Salt And Hash A Password With pgcrypto

The pgcrypto extension that ships with PostgreSQL can be used to do a number of interesting things. This includes functions for doing salted password hashing. Using the crypt and gen_salt functions, we can securely store a user password and later compare it to plain-text passwords for authentication purposes.
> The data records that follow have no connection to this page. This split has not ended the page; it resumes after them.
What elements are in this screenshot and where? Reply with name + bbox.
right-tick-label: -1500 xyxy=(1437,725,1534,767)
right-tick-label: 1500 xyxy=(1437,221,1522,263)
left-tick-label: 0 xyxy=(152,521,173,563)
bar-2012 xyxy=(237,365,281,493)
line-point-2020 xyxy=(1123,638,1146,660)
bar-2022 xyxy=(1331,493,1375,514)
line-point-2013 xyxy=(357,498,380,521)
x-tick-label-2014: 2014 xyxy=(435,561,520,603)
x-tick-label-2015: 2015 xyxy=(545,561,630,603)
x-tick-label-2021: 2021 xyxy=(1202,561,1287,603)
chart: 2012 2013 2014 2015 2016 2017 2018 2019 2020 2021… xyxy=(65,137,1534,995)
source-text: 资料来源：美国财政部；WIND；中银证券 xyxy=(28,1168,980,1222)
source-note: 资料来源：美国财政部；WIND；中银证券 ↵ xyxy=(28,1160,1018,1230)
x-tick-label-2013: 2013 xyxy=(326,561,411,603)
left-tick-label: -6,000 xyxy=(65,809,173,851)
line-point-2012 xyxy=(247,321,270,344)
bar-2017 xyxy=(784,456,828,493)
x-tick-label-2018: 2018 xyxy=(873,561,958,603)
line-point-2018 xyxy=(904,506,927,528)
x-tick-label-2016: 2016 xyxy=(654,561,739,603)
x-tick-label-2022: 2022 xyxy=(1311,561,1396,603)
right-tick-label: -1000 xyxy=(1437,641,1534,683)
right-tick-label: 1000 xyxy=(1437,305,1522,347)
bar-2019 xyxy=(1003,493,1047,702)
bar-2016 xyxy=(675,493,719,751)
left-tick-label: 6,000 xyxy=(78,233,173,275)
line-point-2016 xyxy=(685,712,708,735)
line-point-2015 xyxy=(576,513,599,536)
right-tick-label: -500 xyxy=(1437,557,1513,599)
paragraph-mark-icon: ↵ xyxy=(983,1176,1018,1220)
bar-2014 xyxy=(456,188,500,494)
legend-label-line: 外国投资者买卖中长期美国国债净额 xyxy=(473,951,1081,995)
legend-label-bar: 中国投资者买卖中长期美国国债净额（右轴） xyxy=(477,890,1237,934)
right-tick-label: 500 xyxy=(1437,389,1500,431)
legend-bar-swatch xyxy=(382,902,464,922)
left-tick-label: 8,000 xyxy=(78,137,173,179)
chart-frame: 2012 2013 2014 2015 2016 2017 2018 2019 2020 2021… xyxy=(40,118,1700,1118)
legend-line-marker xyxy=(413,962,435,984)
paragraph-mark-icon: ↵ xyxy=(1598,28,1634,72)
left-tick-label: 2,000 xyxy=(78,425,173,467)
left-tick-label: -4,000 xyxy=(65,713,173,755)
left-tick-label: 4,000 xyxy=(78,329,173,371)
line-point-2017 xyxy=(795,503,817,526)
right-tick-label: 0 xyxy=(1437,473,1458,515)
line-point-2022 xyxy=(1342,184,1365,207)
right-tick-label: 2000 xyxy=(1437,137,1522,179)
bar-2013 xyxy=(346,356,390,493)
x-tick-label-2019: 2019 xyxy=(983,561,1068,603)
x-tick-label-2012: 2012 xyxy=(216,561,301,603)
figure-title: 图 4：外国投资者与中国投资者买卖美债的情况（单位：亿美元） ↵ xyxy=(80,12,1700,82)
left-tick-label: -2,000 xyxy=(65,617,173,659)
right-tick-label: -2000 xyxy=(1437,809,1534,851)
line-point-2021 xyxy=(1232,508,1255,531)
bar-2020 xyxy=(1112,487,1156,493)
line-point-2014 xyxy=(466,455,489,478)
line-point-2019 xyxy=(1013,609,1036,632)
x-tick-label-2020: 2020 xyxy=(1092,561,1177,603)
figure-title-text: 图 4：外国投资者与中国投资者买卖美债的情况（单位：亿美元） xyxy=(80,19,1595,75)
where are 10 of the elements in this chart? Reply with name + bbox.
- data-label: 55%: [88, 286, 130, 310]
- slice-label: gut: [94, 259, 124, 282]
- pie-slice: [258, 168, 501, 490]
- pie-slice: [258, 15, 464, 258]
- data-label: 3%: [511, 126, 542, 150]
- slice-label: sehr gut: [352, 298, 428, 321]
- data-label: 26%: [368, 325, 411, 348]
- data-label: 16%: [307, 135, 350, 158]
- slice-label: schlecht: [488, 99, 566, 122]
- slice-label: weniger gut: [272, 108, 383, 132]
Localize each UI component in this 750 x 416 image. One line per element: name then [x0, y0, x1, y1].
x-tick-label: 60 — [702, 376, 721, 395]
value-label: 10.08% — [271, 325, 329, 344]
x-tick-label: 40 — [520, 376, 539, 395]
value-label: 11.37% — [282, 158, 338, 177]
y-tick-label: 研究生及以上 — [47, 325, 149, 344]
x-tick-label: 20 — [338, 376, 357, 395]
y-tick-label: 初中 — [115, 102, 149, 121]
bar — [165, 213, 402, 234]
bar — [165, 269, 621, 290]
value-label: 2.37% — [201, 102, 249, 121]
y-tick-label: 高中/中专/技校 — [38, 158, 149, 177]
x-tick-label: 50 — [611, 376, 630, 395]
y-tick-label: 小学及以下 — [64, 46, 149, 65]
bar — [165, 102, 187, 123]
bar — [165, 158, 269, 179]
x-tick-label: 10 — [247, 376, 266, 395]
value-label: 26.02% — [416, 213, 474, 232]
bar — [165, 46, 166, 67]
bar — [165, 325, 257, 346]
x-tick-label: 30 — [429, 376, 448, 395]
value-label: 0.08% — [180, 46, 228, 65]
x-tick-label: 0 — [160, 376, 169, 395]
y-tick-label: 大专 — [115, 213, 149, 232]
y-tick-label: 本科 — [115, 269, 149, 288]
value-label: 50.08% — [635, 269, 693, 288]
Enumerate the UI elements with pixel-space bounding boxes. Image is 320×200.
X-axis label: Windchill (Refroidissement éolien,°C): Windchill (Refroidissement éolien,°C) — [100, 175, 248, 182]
create extension pgcrypto;

select crypt('pa$$w0rd', gen_salt('bf'));
                            crypt
--------------------------------------------------------------
 $2a$06$Z7wmrkYMOyLboLcULUYzNe6nHUcWywSZTt6nSrT5Xdv/VLdJ4g99K

> select (
    '$2a$06$Z7wmrkYMOyLboLcULUYzNe6nHUcWywSZTt6nSrT5Xdv/VLdJ4g99K' =
    crypt(
      'pa$$w0rd',
      '$2a$06$Z7wmrkYMOyLboLcULUYzNe6nHUcWywSZTt6nSrT5Xdv/VLdJ4g99K'
    )
  ) as matched;
 matched
---------
 t

> select (
    '$2a$06$Z7wmrkYMOyLboLcULUYzNe6nHUcWywSZTt6nSrT5Xdv/VLdJ4g99K' =
    crypt(
      'password',
      '$2a$06$Z7wmrkYMOyLboLcULUYzNe6nHUcWywSZTt6nSrT5Xdv/VLdJ4g99K'
    )
  ) as matched;
 matched
---------
 f

The salt value is generated using the blowfish encryption algorithm (hence, the 'bf'). There is support for other algorithms such as md5.

See the pgcrypt documentation for more details.